Insurance Consultant Settles Conflict Of Interest Issues
Attorney General Spitzer and Insurance Superintendent Howard Mills today announced an agreement with a leading consulting firm specializing in life, accident and disability insurance to resolve allegations of fraud and anti-competitive practices.
Under the agreement, Douglas Cox, President and CEO of Universal Life Resources ("ULR"), based in San Diego, and his affiliated companies will provide $2 million in restitution to their policyholders across the nation who were harmed by their actions and adopt new business practices and fees to avoid conflicts of interest.
"The agreement with ULR represents another milestone toward curtailing undisclosed contingent commissions in the insurance industry," Spitzer said. "Consumers of insurance products benefit when these conflicts are exposed and eliminated."
Insurance Superintendent Mills said: "This settlement is excellent news not only for those adversely affected by ULR's contingent commission practices, but for all policyholders in New York. The reforms set forth in the settlement will provide greater transparency for consumers and further demonstrate our success in protecting New York policyholders."

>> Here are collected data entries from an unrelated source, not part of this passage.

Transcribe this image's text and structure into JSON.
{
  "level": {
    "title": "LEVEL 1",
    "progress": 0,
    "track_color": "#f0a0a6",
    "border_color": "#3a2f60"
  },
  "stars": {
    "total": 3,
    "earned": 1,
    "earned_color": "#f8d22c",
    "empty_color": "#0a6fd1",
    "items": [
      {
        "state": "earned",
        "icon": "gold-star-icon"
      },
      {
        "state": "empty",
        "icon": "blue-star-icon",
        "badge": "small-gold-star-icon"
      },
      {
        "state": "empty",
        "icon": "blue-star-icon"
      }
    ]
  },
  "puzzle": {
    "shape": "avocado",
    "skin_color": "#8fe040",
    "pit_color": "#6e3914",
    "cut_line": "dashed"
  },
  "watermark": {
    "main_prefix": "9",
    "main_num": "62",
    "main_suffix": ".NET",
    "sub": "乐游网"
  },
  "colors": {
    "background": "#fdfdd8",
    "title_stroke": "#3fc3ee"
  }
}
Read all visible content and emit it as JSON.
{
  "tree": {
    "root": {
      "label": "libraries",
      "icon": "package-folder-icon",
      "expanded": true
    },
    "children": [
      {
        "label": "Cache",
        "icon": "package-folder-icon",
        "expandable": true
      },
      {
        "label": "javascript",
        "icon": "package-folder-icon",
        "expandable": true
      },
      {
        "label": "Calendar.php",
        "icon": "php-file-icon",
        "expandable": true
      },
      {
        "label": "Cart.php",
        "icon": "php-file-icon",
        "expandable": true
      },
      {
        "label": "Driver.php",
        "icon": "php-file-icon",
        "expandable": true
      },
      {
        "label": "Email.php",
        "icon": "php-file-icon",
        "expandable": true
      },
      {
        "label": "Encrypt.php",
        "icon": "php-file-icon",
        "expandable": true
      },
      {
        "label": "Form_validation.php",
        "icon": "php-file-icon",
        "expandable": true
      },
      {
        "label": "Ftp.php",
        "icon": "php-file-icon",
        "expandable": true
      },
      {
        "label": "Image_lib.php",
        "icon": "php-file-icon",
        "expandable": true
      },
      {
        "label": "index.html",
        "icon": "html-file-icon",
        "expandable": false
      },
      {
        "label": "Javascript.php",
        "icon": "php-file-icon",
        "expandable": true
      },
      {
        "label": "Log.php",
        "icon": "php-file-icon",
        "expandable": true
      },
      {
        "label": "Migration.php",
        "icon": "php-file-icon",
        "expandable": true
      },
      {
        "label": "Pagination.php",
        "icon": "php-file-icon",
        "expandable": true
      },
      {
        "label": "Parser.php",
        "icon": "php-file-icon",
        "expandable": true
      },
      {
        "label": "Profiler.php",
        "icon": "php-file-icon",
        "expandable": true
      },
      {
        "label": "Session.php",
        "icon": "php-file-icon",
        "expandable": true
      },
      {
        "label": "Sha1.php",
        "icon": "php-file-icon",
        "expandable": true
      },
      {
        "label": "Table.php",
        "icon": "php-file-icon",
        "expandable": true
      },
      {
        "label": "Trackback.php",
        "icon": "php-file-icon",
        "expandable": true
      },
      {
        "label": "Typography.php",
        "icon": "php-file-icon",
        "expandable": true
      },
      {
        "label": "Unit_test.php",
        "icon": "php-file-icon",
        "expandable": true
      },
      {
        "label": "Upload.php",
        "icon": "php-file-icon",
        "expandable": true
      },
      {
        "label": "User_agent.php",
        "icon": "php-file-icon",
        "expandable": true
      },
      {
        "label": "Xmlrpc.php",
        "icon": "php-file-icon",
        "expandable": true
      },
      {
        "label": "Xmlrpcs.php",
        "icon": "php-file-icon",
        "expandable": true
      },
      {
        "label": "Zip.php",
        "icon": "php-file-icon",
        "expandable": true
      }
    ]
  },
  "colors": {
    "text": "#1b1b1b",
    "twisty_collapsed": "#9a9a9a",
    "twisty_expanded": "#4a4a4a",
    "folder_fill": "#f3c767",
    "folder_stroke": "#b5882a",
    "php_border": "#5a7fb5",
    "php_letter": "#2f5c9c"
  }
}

The agreement resolves a complaint filed by the Attorney General's Office and a citation filed by the state Department of Insurance in November 2004 alleging that ULR received undisclosed payments from some of the country's largest life insurance companies, including MetLife, Prudential and Unum Provident, in return for steering to them the business of ULR's clients. The complaint and citation also alleged that ULR imposed secret fees for "communications services," such as the printing of informational materials, which were far above market rate.
Under the settlement agreement, Cox will pay $2 million into a fund from which its clients will be compensated. The company will work with the Attorney General's office and the Insurance Department to encourage clients to participate in the fund.
In addition, ULR has agreed to limit its insurance brokerage compensation to a single fee or commission, a ban on contingent commissions and communication fees, and a requirement that all forms of compensation be disclosed to and approved by ULR's clients prior to their purchase of the insurance. ULR has also agreed to a monitor of its insurance related business practices for a period of five years.
This case was investigated and brought by Deputy Attorney General Kermitt Brooks, Public Advocacy Division Special Counsel David Weinstein, and Assistant Attorneys General Anita Barrett, John Carroll and Gaurav Vasisht of the Attorney General's Investment Protection Bureau. Audrey Samers, Deputy Superintendent and General Counsel of the New York State Department of Insurance, and Jon Rothblatt, Principal Attorney, led the Insurance Department's investigation.